In addressing this motion, a brief recapitulation of the case’s history is necessary. Appellant’s probation was revoked on November 10, 1997. Notice of appeal was timely filed. Depending on whether a motion for new trial was filed, which we cannot determine without the clerk’s record, said record became due on either January 9, 1998, or March 10, 1998. Regardless of the deadline, the record was never filed. This court received a request for additional time to file the clerk’s record from the district clerk on March 11, 1998. The basis for the request was that appellant did not file a designation of record, did not pay for the record, and did not return the clerk’s telephone calls. We granted the motion and extended the deadline to April 9,1998, to no avail.
On April 16, 1998, we demanded, by letter sent to appellant’s counsel, that arrangements be made within ten days of that date for payment for the clerk’s record. Appellant was specifically informed that her appeal might be dismissed for failing to make such arrangements. We received no response. By letter dated May 11, 1998, the district clerk informed us that appellant still had not paid for the record nor responded to her calls. We dismissed appellant’s case on May 15,1998.
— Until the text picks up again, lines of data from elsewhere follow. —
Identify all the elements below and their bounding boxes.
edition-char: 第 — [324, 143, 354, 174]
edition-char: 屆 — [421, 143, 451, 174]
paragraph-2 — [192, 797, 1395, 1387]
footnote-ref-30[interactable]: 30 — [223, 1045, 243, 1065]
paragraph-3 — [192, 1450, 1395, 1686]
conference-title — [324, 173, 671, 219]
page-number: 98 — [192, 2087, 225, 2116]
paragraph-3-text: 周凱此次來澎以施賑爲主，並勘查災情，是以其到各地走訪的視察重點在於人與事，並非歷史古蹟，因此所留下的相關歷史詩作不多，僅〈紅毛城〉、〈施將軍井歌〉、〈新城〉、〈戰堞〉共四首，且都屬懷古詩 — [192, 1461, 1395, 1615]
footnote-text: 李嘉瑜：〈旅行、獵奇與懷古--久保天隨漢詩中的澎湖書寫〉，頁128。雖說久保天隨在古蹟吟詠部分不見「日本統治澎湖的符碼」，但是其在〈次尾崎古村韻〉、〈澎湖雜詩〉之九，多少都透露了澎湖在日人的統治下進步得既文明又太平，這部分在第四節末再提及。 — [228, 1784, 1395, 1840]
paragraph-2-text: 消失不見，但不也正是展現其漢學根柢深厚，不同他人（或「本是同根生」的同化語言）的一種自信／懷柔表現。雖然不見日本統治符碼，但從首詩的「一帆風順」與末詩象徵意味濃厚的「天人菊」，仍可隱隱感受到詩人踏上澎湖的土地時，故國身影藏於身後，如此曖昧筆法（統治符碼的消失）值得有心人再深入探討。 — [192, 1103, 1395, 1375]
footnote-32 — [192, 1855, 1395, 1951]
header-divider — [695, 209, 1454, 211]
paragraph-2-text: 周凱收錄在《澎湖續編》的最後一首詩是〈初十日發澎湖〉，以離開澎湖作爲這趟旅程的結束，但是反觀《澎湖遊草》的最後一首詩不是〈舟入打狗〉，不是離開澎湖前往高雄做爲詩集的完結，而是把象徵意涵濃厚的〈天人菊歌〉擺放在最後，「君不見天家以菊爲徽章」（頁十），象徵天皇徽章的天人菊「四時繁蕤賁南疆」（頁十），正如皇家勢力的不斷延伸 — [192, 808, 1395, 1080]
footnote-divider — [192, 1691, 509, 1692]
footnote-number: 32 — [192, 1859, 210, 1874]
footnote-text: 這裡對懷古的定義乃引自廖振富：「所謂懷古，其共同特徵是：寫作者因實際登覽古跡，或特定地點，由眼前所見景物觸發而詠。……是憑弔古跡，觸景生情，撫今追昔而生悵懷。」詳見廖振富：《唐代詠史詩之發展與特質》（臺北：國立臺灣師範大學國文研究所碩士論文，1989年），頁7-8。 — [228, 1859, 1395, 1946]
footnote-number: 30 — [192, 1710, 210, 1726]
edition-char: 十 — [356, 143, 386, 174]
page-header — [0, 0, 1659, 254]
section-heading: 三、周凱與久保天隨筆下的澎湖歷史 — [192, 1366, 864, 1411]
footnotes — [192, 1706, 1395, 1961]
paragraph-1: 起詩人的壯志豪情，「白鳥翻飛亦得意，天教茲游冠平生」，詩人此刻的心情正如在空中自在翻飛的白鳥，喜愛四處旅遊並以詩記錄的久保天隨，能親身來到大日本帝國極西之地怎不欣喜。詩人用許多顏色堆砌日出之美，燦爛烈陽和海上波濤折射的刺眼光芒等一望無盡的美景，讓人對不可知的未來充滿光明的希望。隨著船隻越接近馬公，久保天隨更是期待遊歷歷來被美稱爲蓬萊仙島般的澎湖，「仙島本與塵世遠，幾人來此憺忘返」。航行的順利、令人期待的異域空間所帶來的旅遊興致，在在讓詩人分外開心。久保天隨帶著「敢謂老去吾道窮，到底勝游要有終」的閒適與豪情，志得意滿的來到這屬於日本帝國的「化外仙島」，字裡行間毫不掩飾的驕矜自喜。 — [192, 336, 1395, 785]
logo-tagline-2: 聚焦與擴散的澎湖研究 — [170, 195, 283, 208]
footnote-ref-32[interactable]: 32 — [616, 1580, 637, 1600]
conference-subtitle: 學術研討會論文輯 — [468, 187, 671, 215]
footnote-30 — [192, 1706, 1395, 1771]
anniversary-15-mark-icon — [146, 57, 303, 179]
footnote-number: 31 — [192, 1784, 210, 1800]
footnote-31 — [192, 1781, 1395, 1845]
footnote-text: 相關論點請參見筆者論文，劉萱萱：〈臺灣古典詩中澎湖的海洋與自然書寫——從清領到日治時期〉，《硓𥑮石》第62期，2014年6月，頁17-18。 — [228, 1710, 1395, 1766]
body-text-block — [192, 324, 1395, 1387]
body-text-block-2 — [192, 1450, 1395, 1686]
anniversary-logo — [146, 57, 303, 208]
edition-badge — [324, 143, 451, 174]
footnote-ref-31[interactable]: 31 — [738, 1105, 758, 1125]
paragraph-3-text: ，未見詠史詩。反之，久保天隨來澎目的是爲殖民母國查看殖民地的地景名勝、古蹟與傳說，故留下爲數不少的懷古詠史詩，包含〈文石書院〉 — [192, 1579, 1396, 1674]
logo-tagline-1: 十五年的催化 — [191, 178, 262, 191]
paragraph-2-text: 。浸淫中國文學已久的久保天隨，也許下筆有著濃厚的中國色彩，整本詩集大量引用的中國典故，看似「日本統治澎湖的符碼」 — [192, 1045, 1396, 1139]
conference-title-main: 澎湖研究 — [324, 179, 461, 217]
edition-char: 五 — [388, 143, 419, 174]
The present motion was postmarked June 1, the last possible day for filing. See Tex.R.App. P. 49.1 (requiring that the motion be filed within 15 days of the appellate court’s judgment). In it, appellant denies receiving copies of the March 11 and May 11 letters from the District Clerk. She further denies having any fee for the clerk’s record quoted to her or her attorney. According to appellant, the matter could easily have been handled by her attorney’s staff. We agree, which brings us to the very reason her case was dismissed.
Conspicuously absent from appellant’s motion for rehearing, or in the record as a whole for that matter, are claims of any attempt to arrange for payment of the clerk’s record. Even now, after explicit instructions to arrange payment, a dismissal for failing to heed those instructions, and an additional thirty days thereafter, there is no indication that appellant, her attorney, or anyone on his staff has asked the clerk how much the record will cost. Instead, we are told that appellant is ready and willing to pay but the clerk just has not submitted a fee.
The duty of the clerk to file the record arises after the appellant pays for its preparation or makes arrangements for its payment. Tex.R.App. P. 35.3(a)(2). There is no accompanying duty to compel payment. And, appellant’s attempt to cast herself as the victim of a neglectful clerk rings hollow, given the circumstances before us.
We accordingly overrule her motion for rehearing. As our ruling on the motion for rehearing is dispositive of the motion for extension of time to file the clerk’s record, we do not address it.1

. As to the extension requested, we note that appellant failed to indicate the length of the extension sought. Same Was mandated by Tex.R.App. P. 10.5(b)(1)(B). Thus, the motion was subject to denial on that basis alone.